Meeting of the Parliament 10 September 2025
Not at the moment.
At the heart of the problem are criminal gangs who bring illegal immigrants into the country in small boats. In the year to June, nearly 90,000 asylum applications were made in the UK, and 50 per cent of those arrived via irregular routes—the vast majority by boat, but others by lorry or shipping container.
The First Minister and Scottish National Party can no longer bury their heads in the sand, because the negative effects of illegal immigration—and of the asylum hotels, which are the visible tip of that iceberg—are very real.
During the summer, I knocked on thousands of doors across Dumfriesshire and, time and again, the issue of illegal immigration came up. It came up among the young and the old, and among those living in small villages and in large towns. It came up among those who are directly impacted by asylum hotels, and among those who have simply watched the small boats arriving on their televisions with an increasing sense of alarm.
The costs are not just financial—there are economic costs, social costs and opportunity costs. Yes, we all want Scotland to be a welcome, open nation. I have had the privilege of living and working overseas, and I know how important migration is for modern, dynamic economies in order that they can attract global talent and, in so doing, create a country with rich and diverse cultures and experiences.
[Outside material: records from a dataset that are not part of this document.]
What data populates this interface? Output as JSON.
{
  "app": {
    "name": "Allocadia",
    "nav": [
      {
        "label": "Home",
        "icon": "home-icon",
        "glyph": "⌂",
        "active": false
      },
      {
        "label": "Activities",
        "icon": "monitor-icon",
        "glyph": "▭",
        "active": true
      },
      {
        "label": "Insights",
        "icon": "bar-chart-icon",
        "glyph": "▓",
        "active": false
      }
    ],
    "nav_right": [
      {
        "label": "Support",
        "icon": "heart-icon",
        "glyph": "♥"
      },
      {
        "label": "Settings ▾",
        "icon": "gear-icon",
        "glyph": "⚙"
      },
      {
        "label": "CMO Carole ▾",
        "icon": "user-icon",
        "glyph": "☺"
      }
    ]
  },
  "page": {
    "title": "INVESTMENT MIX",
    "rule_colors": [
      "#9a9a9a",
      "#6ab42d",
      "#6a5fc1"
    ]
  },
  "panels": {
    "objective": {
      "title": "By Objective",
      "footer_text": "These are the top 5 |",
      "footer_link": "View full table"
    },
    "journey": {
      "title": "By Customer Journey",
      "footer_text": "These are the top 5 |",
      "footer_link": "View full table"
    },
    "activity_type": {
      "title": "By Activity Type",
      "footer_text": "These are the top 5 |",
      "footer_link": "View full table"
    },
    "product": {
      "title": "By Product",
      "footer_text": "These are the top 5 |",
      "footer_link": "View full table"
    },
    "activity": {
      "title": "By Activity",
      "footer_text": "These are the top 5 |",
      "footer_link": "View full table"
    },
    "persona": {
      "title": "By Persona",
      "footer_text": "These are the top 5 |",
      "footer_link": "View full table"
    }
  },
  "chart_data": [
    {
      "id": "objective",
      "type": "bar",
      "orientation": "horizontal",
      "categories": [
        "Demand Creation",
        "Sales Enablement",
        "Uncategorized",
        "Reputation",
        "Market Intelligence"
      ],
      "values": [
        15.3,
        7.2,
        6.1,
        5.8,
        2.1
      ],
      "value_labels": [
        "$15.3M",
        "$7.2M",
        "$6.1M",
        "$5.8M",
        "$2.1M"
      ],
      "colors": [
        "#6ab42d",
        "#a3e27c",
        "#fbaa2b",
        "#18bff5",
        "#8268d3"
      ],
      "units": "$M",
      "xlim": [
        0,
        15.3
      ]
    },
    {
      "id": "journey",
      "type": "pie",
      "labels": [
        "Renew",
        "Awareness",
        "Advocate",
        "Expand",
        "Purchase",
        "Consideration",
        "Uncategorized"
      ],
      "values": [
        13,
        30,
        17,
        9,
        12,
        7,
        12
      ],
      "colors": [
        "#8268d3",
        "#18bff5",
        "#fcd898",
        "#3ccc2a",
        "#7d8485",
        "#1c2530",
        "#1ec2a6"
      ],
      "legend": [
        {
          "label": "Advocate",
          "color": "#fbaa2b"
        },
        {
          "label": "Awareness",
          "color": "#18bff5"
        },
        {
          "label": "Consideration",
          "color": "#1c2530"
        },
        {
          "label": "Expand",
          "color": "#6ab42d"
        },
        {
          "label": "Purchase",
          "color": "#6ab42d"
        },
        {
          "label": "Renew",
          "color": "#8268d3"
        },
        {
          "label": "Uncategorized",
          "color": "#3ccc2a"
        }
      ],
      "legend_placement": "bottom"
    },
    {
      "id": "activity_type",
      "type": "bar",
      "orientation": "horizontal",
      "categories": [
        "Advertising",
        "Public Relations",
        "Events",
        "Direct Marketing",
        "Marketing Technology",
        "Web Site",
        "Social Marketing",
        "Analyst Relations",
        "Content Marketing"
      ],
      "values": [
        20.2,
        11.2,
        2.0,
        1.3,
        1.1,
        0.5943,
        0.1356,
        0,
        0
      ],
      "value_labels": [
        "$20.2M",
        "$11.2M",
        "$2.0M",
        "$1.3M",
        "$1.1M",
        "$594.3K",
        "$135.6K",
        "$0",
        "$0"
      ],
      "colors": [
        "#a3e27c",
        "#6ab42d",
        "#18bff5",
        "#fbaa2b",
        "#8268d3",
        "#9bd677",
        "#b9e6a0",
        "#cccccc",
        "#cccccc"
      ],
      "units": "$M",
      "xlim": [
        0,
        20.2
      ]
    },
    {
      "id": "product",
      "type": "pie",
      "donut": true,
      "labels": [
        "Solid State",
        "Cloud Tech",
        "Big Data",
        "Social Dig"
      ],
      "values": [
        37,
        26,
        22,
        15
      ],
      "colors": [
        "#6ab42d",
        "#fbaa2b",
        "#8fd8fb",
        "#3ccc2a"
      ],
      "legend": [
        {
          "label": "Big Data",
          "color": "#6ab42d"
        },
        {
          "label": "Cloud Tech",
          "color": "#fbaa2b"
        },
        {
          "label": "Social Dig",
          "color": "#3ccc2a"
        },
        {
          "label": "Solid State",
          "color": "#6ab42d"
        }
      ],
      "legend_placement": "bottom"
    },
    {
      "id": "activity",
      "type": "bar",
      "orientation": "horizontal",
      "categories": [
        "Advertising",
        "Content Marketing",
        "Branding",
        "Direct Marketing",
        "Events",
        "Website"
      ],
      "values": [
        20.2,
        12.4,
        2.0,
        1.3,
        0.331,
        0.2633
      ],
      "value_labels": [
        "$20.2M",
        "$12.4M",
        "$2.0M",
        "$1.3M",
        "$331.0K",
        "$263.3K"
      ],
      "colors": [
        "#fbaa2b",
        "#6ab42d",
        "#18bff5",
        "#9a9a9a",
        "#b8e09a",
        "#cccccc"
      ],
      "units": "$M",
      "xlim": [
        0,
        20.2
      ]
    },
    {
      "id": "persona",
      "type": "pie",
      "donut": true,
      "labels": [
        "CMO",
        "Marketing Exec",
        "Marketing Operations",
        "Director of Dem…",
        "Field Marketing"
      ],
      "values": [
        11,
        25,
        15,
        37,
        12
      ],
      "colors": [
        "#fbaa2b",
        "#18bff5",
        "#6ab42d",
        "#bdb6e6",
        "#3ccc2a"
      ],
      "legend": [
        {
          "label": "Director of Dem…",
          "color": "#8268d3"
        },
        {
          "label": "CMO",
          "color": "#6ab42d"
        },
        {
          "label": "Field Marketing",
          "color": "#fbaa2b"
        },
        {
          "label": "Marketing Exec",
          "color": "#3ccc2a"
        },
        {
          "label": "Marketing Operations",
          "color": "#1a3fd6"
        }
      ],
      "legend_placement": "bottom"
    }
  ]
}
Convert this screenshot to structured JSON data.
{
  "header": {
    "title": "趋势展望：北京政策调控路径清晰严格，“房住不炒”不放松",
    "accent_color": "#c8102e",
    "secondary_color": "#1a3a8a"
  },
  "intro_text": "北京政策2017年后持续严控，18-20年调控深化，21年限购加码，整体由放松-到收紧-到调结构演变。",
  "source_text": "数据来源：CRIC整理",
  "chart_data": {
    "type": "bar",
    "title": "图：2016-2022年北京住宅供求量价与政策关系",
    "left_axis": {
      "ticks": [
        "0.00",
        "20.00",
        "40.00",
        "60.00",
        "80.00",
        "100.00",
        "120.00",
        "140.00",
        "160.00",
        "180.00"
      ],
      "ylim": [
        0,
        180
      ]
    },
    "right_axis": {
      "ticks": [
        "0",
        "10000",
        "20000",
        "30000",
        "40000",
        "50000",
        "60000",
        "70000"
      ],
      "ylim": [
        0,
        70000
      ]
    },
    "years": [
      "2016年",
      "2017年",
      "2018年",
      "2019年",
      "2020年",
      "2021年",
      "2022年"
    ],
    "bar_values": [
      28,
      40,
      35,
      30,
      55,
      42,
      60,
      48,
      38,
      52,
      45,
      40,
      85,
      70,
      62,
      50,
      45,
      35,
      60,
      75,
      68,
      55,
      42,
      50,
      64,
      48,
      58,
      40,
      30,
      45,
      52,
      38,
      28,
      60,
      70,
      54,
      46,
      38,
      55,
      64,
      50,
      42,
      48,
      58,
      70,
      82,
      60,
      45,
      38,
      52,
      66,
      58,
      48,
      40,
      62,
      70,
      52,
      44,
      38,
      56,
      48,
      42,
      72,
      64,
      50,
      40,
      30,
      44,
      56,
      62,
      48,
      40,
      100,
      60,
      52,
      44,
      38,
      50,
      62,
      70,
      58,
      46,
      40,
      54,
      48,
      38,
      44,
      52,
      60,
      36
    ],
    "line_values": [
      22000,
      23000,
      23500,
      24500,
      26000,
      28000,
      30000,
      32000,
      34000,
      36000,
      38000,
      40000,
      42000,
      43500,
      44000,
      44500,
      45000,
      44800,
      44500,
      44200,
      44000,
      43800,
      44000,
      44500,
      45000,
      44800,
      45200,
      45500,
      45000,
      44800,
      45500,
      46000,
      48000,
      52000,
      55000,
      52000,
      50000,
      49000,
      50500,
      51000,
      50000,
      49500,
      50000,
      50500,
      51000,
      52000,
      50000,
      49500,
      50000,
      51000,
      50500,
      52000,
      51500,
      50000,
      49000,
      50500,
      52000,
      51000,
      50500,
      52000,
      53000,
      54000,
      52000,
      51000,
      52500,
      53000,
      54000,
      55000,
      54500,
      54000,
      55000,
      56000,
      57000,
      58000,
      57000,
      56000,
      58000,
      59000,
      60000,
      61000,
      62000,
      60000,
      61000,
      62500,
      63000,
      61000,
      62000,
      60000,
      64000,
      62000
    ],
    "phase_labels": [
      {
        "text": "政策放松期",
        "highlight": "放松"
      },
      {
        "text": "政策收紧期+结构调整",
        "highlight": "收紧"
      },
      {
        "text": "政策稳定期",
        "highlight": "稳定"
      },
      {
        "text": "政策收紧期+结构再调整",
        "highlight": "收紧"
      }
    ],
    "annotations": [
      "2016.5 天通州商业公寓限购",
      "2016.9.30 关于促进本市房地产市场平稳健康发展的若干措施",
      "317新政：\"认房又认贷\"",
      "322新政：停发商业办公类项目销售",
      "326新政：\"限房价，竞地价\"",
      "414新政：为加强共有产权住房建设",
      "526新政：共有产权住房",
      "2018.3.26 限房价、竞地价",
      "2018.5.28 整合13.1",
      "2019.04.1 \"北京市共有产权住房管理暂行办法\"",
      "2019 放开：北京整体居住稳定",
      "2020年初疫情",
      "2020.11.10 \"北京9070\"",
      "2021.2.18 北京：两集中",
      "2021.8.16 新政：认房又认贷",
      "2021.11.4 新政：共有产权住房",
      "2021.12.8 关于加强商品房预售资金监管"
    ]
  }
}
However, uncontrolled migration—or worse still, rampant illegal immigration—simply cannot be the sustained solution to any workforce challenge, and the SNP is playing a strange game of identity politics if it believes that to be true.
As we see from Scottish local authorities, the financial burden of housing immigrants cannot be understated. In fact, SNP-run Glasgow City Council has admitted as much itself—Susan Aitken says that the debt-laden local authority faces a staggering £66 million overspend on homelessness. Today, city chiefs fear a fresh influx of newly homeless refugees as the Home Office reduces the length of time for which people can stay in Government accommodation.